Meeting with Kazimiera Szczuka
Conducted by Marek Beylin

The meeting as a part of series “Biography, Autobiography, Society” took place on 21st April. This time Marek Beylin talked with Kazimiera Szczuka, a feminist activist and a literary critic.

The topic was the spoken autobiography of Maria Janion, namely the two volumes (released until now) of her dialogues with Kazimiera Szczuka, entitled “Janion. Trances – Traumas – Transgressions. 1: Bad child” and “Janion. Trances – Traumas – Transgressions. 2: Prof. Misia”, published by Krytyka Polityczna in 2013 and 2014.

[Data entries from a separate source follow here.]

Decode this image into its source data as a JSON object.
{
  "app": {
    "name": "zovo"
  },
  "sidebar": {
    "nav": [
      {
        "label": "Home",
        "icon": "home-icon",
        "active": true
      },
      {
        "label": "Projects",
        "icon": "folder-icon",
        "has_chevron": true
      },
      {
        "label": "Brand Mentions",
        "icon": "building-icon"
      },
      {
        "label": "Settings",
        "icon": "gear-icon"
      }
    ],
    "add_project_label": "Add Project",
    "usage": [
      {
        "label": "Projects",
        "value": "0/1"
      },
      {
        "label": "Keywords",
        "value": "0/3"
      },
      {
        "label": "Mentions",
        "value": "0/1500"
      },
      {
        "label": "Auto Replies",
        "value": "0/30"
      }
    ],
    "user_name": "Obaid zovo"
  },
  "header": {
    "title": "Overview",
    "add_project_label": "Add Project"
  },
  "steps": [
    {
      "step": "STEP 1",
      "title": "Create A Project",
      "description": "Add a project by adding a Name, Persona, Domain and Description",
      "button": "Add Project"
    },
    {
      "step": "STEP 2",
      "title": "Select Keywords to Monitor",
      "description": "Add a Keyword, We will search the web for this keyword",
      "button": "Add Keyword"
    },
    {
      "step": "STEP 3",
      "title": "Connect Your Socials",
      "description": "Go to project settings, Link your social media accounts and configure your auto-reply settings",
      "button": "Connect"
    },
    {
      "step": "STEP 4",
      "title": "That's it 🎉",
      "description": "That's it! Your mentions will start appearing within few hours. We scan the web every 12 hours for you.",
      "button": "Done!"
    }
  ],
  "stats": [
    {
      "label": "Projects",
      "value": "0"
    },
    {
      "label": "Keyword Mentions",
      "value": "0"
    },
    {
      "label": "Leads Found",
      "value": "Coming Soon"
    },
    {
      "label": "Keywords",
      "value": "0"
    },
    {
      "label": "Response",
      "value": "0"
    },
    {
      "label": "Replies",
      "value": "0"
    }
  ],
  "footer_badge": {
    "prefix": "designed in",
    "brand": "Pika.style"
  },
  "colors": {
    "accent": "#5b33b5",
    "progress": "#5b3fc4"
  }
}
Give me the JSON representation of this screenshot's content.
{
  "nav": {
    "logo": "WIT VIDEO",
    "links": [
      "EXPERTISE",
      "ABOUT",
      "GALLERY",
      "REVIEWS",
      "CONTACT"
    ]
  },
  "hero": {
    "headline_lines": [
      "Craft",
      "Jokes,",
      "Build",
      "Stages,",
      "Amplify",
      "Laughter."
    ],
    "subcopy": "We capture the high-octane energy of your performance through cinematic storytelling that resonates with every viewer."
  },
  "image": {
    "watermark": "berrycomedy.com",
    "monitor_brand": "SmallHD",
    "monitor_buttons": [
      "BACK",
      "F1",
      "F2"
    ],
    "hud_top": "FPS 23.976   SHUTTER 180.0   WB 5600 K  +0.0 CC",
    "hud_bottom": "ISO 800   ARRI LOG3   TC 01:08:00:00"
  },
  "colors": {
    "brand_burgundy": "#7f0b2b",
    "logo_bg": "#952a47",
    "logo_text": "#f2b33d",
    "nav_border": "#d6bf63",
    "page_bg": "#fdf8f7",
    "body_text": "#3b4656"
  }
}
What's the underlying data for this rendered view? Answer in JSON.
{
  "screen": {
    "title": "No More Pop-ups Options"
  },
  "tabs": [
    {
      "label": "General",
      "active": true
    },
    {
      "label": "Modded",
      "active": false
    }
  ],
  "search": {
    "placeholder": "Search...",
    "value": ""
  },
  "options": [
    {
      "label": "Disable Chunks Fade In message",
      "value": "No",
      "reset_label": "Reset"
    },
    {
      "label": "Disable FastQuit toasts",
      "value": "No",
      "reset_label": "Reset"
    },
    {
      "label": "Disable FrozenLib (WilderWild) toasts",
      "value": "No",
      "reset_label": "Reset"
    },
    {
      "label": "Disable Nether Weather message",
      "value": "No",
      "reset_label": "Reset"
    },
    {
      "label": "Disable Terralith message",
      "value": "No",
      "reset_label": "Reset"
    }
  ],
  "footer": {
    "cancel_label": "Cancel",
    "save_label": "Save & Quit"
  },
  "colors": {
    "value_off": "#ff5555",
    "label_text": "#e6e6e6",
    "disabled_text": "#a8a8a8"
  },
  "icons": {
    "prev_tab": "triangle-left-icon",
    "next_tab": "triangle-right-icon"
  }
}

The fascinating story about Janion’s life and the times during which she had to act is stimulated (or sometimes forced to be confessed) by Szczuka. It creates the image of a biography as an intellectual project, a fight to survive in a particular reality, an ongoing spiritual performance striving to grasp the world, first by using the marxist or the structuralist tools and then, in the 80., by appealing to the humanistic studies understood as a transgressive practice of listening to the unheard voices and absent cultural motives. Janion’s “transgressions” are especially important for the sake of our conversation, given that in her times those actions would place her in opposition to the dominant and general division of reality into the united nation and the oppressive power.

We talked with Szczuka not only about Janion’s public and intellectual engagement, her idea of collectivity and emancipation, but also about the way in which this autobiography was shaped, in part according to the intentions of Janion’s interlocutor.